# my longest shot ever



## powerstrokin73 (May 21, 2008)

i made a shot on a ground hog friday that was by far my longest shot ever 142 YARDS and to top it off it was with a .22wmr. its not a super long shot but i just thought i'd share.


----------



## truck (Apr 12, 2004)

Head shot  How long was it ?


----------



## mao10 (Apr 23, 2009)

truck said:


> Head shot  How long was it ?


x2
you got me all excited through the explanation then never said how long of a shot it actually was.


----------



## powerstrokin73 (May 21, 2008)

my bad guys i forgot to put in how far it was i edited and it was 142 yards


----------



## truck (Apr 12, 2004)

thats a good shot with a 22mag!!!!


----------



## 8 gold medals (Jun 10, 2009)

486 yards is my best. Wasn't with the 22mag though. LOL. Hey Strokin' what is goin' on bud?:Banane36:


----------



## rack-a-holic (Jan 2, 2009)

my farthest is 389 yards with a 22-250...i have a video where i call head shot and shoot it in the head at 280 yards


----------



## T-180 (Oct 18, 2005)

Heck of a shot with a 22 mag !!! If you called the head shot, then you can walk tall in any crowd !!
My PB is 298 on a hog with my old 700 Rem 30-06 with 110 grain boat tail.
T


----------



## swantucky (Dec 21, 2004)

My best was a head shot at 128 with my .22 mag. 142 is a heck of a poke!!


----------



## Fish-N-Fool (Apr 12, 2004)

I've shot a slew of them out to around 300 yards with my heavy barrel varmit special in 22-250; don't think I've tried much past 300. A friend of mine that used to varmit hunt with me made the longest shot I've personally seen (also with a 22-250) on a groundhog. We stepped it off twice at 427 yards! This was long before the days of range finders, but it was close to 4 & and 1/4 anyway. I remember watching in the optics and just seeing the hog disappear - we thought he had missed until we found him.

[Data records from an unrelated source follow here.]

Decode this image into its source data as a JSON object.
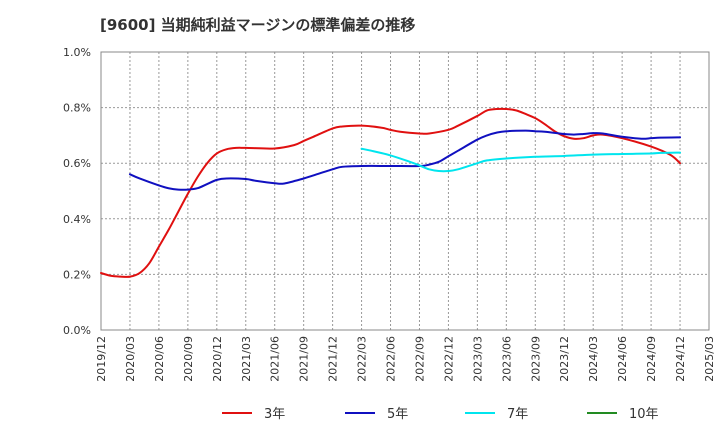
{
  "chart_data": {
    "type": "line",
    "title": "[9600]  当期純利益マージンの標準偏差の推移",
    "xlabel": "",
    "ylabel": "",
    "ylim": [
      0,
      1.0
    ],
    "y_ticks": [
      "0.0%",
      "0.2%",
      "0.4%",
      "0.6%",
      "0.8%",
      "1.0%"
    ],
    "y_tick_values": [
      0,
      0.2,
      0.4,
      0.6,
      0.8,
      1.0
    ],
    "x_ticks": [
      "2019/12",
      "2020/03",
      "2020/06",
      "2020/09",
      "2020/12",
      "2021/03",
      "2021/06",
      "2021/09",
      "2021/12",
      "2022/03",
      "2022/06",
      "2022/09",
      "2022/12",
      "2023/03",
      "2023/06",
      "2023/09",
      "2023/12",
      "2024/03",
      "2024/06",
      "2024/09",
      "2024/12",
      "2025/03"
    ],
    "grid": true,
    "legend_position": "bottom",
    "series": [
      {
        "name": "3年",
        "color": "#e01010",
        "values": [
          [
            "2019/12",
            0.205
          ],
          [
            "2020/01",
            0.195
          ],
          [
            "2020/02",
            0.192
          ],
          [
            "2020/03",
            0.192
          ],
          [
            "2020/04",
            0.205
          ],
          [
            "2020/05",
            0.24
          ],
          [
            "2020/06",
            0.3
          ],
          [
            "2020/07",
            0.36
          ],
          [
            "2020/08",
            0.425
          ],
          [
            "2020/09",
            0.49
          ],
          [
            "2020/10",
            0.55
          ],
          [
            "2020/11",
            0.6
          ],
          [
            "2020/12",
            0.635
          ],
          [
            "2021/01",
            0.65
          ],
          [
            "2021/02",
            0.655
          ],
          [
            "2021/03",
            0.655
          ],
          [
            "2021/06",
            0.653
          ],
          [
            "2021/08",
            0.665
          ],
          [
            "2021/09",
            0.68
          ],
          [
            "2021/10",
            0.695
          ],
          [
            "2021/12",
            0.725
          ],
          [
            "2022/01",
            0.732
          ],
          [
            "2022/03",
            0.735
          ],
          [
            "2022/05",
            0.728
          ],
          [
            "2022/06",
            0.72
          ],
          [
            "2022/07",
            0.713
          ],
          [
            "2022/09",
            0.707
          ],
          [
            "2022/10",
            0.707
          ],
          [
            "2022/12",
            0.72
          ],
          [
            "2023/01",
            0.735
          ],
          [
            "2023/03",
            0.77
          ],
          [
            "2023/04",
            0.79
          ],
          [
            "2023/05",
            0.795
          ],
          [
            "2023/06",
            0.795
          ],
          [
            "2023/07",
            0.79
          ],
          [
            "2023/08",
            0.777
          ],
          [
            "2023/09",
            0.762
          ],
          [
            "2023/10",
            0.74
          ],
          [
            "2023/11",
            0.715
          ],
          [
            "2023/12",
            0.697
          ],
          [
            "2024/01",
            0.688
          ],
          [
            "2024/02",
            0.69
          ],
          [
            "2024/03",
            0.7
          ],
          [
            "2024/04",
            0.703
          ],
          [
            "2024/06",
            0.69
          ],
          [
            "2024/09",
            0.66
          ],
          [
            "2024/11",
            0.63
          ],
          [
            "2024/12",
            0.6
          ]
        ]
      },
      {
        "name": "5年",
        "color": "#1010c0",
        "values": [
          [
            "2020/03",
            0.56
          ],
          [
            "2020/04",
            0.545
          ],
          [
            "2020/06",
            0.52
          ],
          [
            "2020/07",
            0.51
          ],
          [
            "2020/08",
            0.505
          ],
          [
            "2020/09",
            0.505
          ],
          [
            "2020/10",
            0.51
          ],
          [
            "2020/11",
            0.525
          ],
          [
            "2020/12",
            0.54
          ],
          [
            "2021/01",
            0.545
          ],
          [
            "2021/03",
            0.543
          ],
          [
            "2021/04",
            0.537
          ],
          [
            "2021/06",
            0.528
          ],
          [
            "2021/07",
            0.527
          ],
          [
            "2021/09",
            0.545
          ],
          [
            "2021/10",
            0.556
          ],
          [
            "2021/12",
            0.578
          ],
          [
            "2022/01",
            0.587
          ],
          [
            "2022/03",
            0.59
          ],
          [
            "2022/06",
            0.59
          ],
          [
            "2022/09",
            0.59
          ],
          [
            "2022/10",
            0.595
          ],
          [
            "2022/11",
            0.605
          ],
          [
            "2022/12",
            0.625
          ],
          [
            "2023/01",
            0.645
          ],
          [
            "2023/03",
            0.685
          ],
          [
            "2023/04",
            0.7
          ],
          [
            "2023/05",
            0.71
          ],
          [
            "2023/06",
            0.715
          ],
          [
            "2023/08",
            0.717
          ],
          [
            "2023/09",
            0.715
          ],
          [
            "2023/10",
            0.713
          ],
          [
            "2023/12",
            0.705
          ],
          [
            "2024/01",
            0.703
          ],
          [
            "2024/02",
            0.705
          ],
          [
            "2024/03",
            0.708
          ],
          [
            "2024/04",
            0.707
          ],
          [
            "2024/06",
            0.695
          ],
          [
            "2024/08",
            0.688
          ],
          [
            "2024/09",
            0.69
          ],
          [
            "2024/10",
            0.692
          ],
          [
            "2024/12",
            0.693
          ]
        ]
      },
      {
        "name": "7年",
        "color": "#00e5ee",
        "values": [
          [
            "2022/03",
            0.652
          ],
          [
            "2022/04",
            0.645
          ],
          [
            "2022/06",
            0.628
          ],
          [
            "2022/08",
            0.605
          ],
          [
            "2022/09",
            0.592
          ],
          [
            "2022/10",
            0.578
          ],
          [
            "2022/11",
            0.572
          ],
          [
            "2022/12",
            0.572
          ],
          [
            "2023/01",
            0.578
          ],
          [
            "2023/03",
            0.6
          ],
          [
            "2023/04",
            0.61
          ],
          [
            "2023/06",
            0.617
          ],
          [
            "2023/09",
            0.623
          ],
          [
            "2023/12",
            0.626
          ],
          [
            "2024/03",
            0.631
          ],
          [
            "2024/06",
            0.633
          ],
          [
            "2024/09",
            0.635
          ],
          [
            "2024/10",
            0.637
          ],
          [
            "2024/12",
            0.638
          ]
        ]
      },
      {
        "name": "10年",
        "color": "#228b22",
        "values": []
      }
    ]
  }
}
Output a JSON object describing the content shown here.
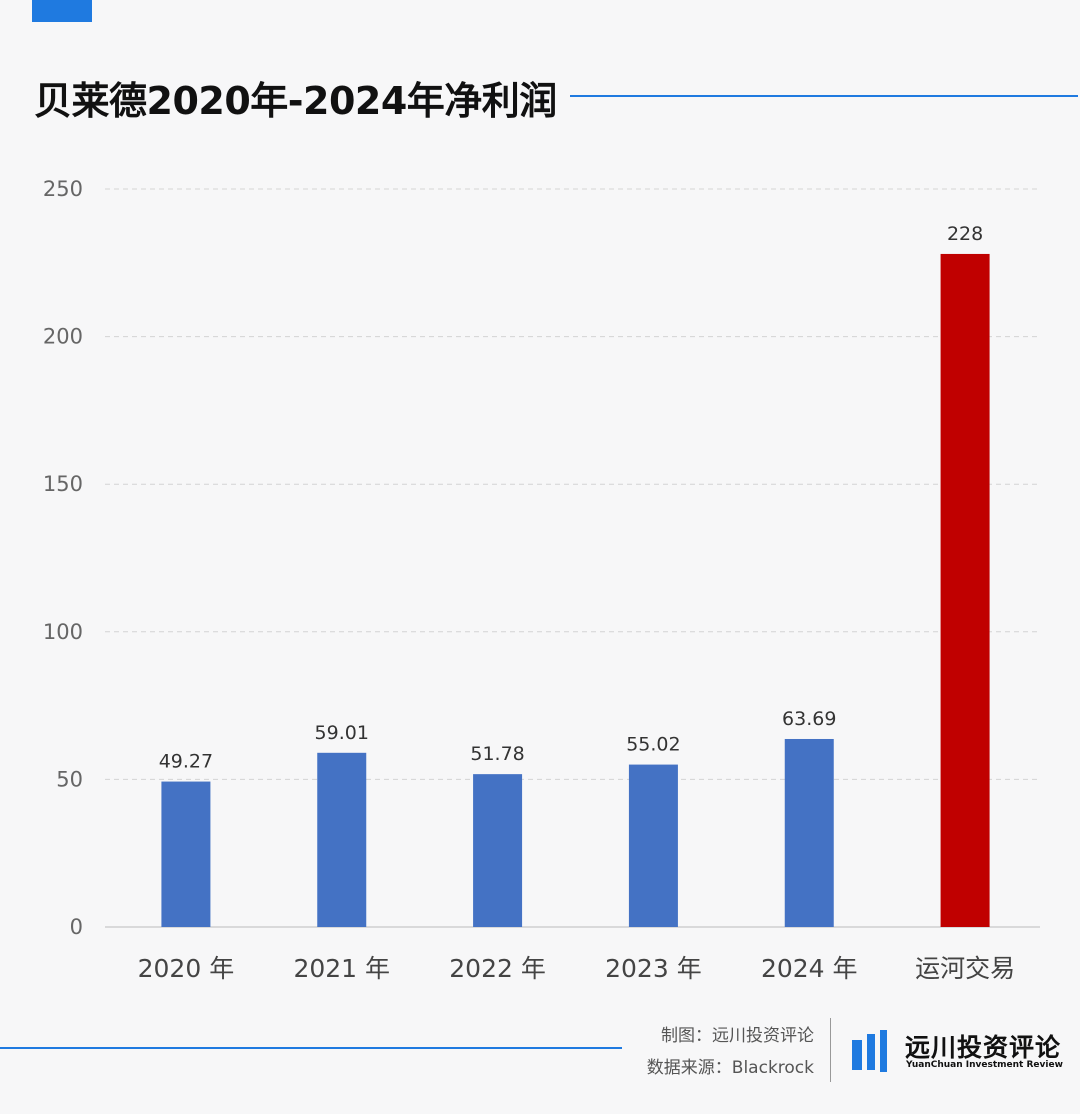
{
  "header": {
    "title": "贝莱德2020年-2024年净利润"
  },
  "chart_data": {
    "type": "bar",
    "title": "贝莱德2020年-2024年净利润",
    "xlabel": "",
    "ylabel": "",
    "categories": [
      "2020 年",
      "2021 年",
      "2022 年",
      "2023 年",
      "2024 年",
      "运河交易"
    ],
    "values": [
      49.27,
      59.01,
      51.78,
      55.02,
      63.69,
      228
    ],
    "value_labels": [
      "49.27",
      "59.01",
      "51.78",
      "55.02",
      "63.69",
      "228"
    ],
    "ylim": [
      0,
      250
    ],
    "yticks": [
      0,
      50,
      100,
      150,
      200,
      250
    ],
    "grid": true,
    "colors": [
      "#4472c4",
      "#4472c4",
      "#4472c4",
      "#4472c4",
      "#4472c4",
      "#c00000"
    ]
  },
  "footer": {
    "credit_maker": "制图：远川投资评论",
    "credit_source": "数据来源：Blackrock",
    "logo_cn": "远川投资评论",
    "logo_en": "YuanChuan Investment Review",
    "accent_color": "#1f7ae0"
  }
}
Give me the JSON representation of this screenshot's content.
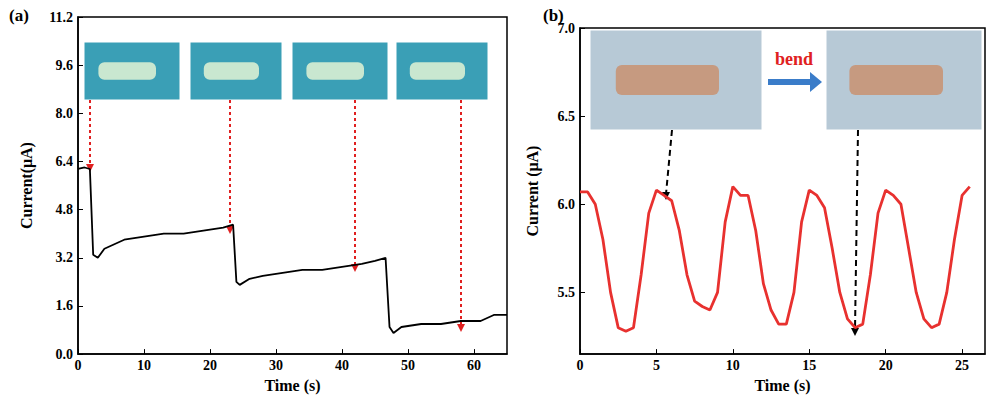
{
  "chart_data": [
    {
      "type": "line",
      "title": "(a)",
      "x_label": "Time (s)",
      "y_label": "Current(μA)",
      "x": [
        0,
        1,
        1.8,
        2.3,
        3,
        4,
        5,
        7,
        10,
        13,
        16,
        19,
        22,
        23.5,
        24,
        24.5,
        26,
        28,
        31,
        34,
        37,
        40,
        43,
        45,
        46.6,
        47.2,
        47.8,
        49,
        52,
        55,
        58,
        61,
        63,
        65
      ],
      "values": [
        6.15,
        6.2,
        6.15,
        3.3,
        3.2,
        3.5,
        3.6,
        3.8,
        3.9,
        4.0,
        4.0,
        4.1,
        4.2,
        4.3,
        2.4,
        2.3,
        2.5,
        2.6,
        2.7,
        2.8,
        2.8,
        2.9,
        3.0,
        3.1,
        3.2,
        0.9,
        0.7,
        0.9,
        1.0,
        1.0,
        1.1,
        1.1,
        1.3,
        1.3
      ],
      "color": "#000000",
      "xlim": [
        0,
        65
      ],
      "xticks": [
        0,
        10,
        20,
        30,
        40,
        50,
        60
      ],
      "ylim": [
        0,
        11.2
      ],
      "yticks": [
        {
          "value": 0,
          "label": "0.0"
        },
        1.6,
        3.2,
        4.8,
        6.4,
        {
          "value": 8,
          "label": "8.0"
        },
        9.6,
        11.2
      ],
      "grid": false
    },
    {
      "type": "line",
      "title": "(b)",
      "x_label": "Time (s)",
      "y_label": "Current (μA)",
      "annotations": [
        "bend"
      ],
      "x": [
        0,
        0.5,
        1,
        1.5,
        2,
        2.5,
        3,
        3.5,
        4,
        4.5,
        5,
        5.5,
        6,
        6.5,
        7,
        7.5,
        8,
        8.5,
        9,
        9.5,
        10,
        10.5,
        11,
        11.5,
        12,
        12.5,
        13,
        13.5,
        14,
        14.5,
        15,
        15.5,
        16,
        16.5,
        17,
        17.5,
        18,
        18.5,
        19,
        19.5,
        20,
        20.5,
        21,
        21.5,
        22,
        22.5,
        23,
        23.5,
        24,
        24.5,
        25,
        25.5
      ],
      "values": [
        6.07,
        6.07,
        6.0,
        5.8,
        5.5,
        5.3,
        5.28,
        5.3,
        5.6,
        5.95,
        6.08,
        6.05,
        6.02,
        5.85,
        5.6,
        5.45,
        5.42,
        5.4,
        5.5,
        5.9,
        6.1,
        6.05,
        6.05,
        5.85,
        5.55,
        5.4,
        5.32,
        5.32,
        5.5,
        5.9,
        6.08,
        6.05,
        5.98,
        5.75,
        5.5,
        5.35,
        5.3,
        5.32,
        5.6,
        5.95,
        6.08,
        6.05,
        6.0,
        5.75,
        5.5,
        5.35,
        5.3,
        5.32,
        5.5,
        5.8,
        6.05,
        6.1
      ],
      "color": "#e8312f",
      "xlim": [
        0,
        26.5
      ],
      "xticks": [
        0,
        5,
        10,
        15,
        20,
        25
      ],
      "ylim": [
        5.15,
        7.0
      ],
      "yticks": [
        5.5,
        {
          "value": 6,
          "label": "6.0"
        },
        6.5,
        {
          "value": 7,
          "label": "7.0"
        }
      ],
      "grid": false
    }
  ]
}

I've been working on my "long shot" groundhog air rifle kills this year I opted to buy a high powered .177 air rifle for silent, easy use around the house. It pushes .177 pellets about 1250fps and so far has had no trouble with hogs out to 25 yards Thses things are surprisingly accurate - I put a cheap $40 scope on it and it shoots well. The hogs won't eat my pepper plants down to nubs this year!


----------